Chronic granulomatous disease (CGD) is characterized by severe, recurrent infections with bacteria and fungi, caused by a defect in the superoxide anion-producing NADPH-oxidase in polymorphonuclear (PMN) neutrophils. Treatment with interferon-gamma (IFN-γ) is associated with decreased frequency and severity of infections in CGD but the mechanism is unknown.

Objective of study: Since the inducible NO-synthase (iNOS) can be amplified by IFN-γ in e.g. murine macrophages, we hypothesized that IFN-γ might modulate nitric oxide (NO) release from CGD PMN.

Methods: Eight patients with CGD, 4 X-linked and 4 autosomal recessive, and eight matched healthy controls were studied. Each patient was given either 50 or 100 μg/m2 of IFN/γ on two consecutive days. Venous blood samples were obtained previous to IFN-γ and on day 1, 3 and 8 after the last dose. After activation with f-Met-Leu-Phe, the production of NO from PMN was assessed as the NG-monomethyl-L-arginine-inhibitable oxidation of oxyhemoglobin to methomoglobin in the presence of catalase and superoxide dismutase.

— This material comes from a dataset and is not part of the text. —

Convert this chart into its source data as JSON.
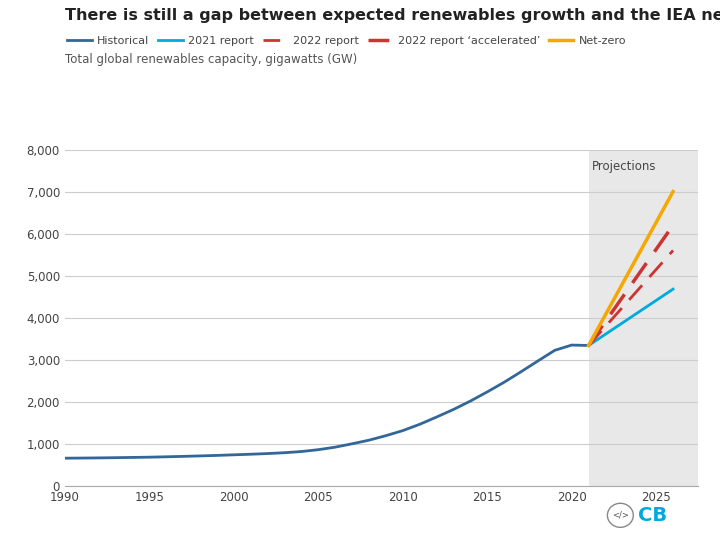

Results: Prior to IFN-γ treatment the CGD PMN produced 372±27 (mean±SEM) pmoles of NO/106 PMN at 45 minutes, compared with 343±44 pmoles (mean±SEM) of NO/106 PMN for control PMN. On day 1 after IFN-γ treatment, NO production increased to 132±25 percent of controls. On day 3 there was a maximal enhancement of NO production, 360%±37 (***) of controls. On day 8, the values remained higher, 280%±78, of controls. Although the formation of NO varied considerably between patients, the formation of NO was higher in all cases on day 3 than on days 0 and 1.

Conclusions: The present data strongly support the concept the IFN-γ treatment of CGD-patients is associated with an increased production of NO from PMN. Since these PMN lack the capacity to produce superoxide anions it is conceivable that this increase in NO release could be instrumental in augmenting host defense.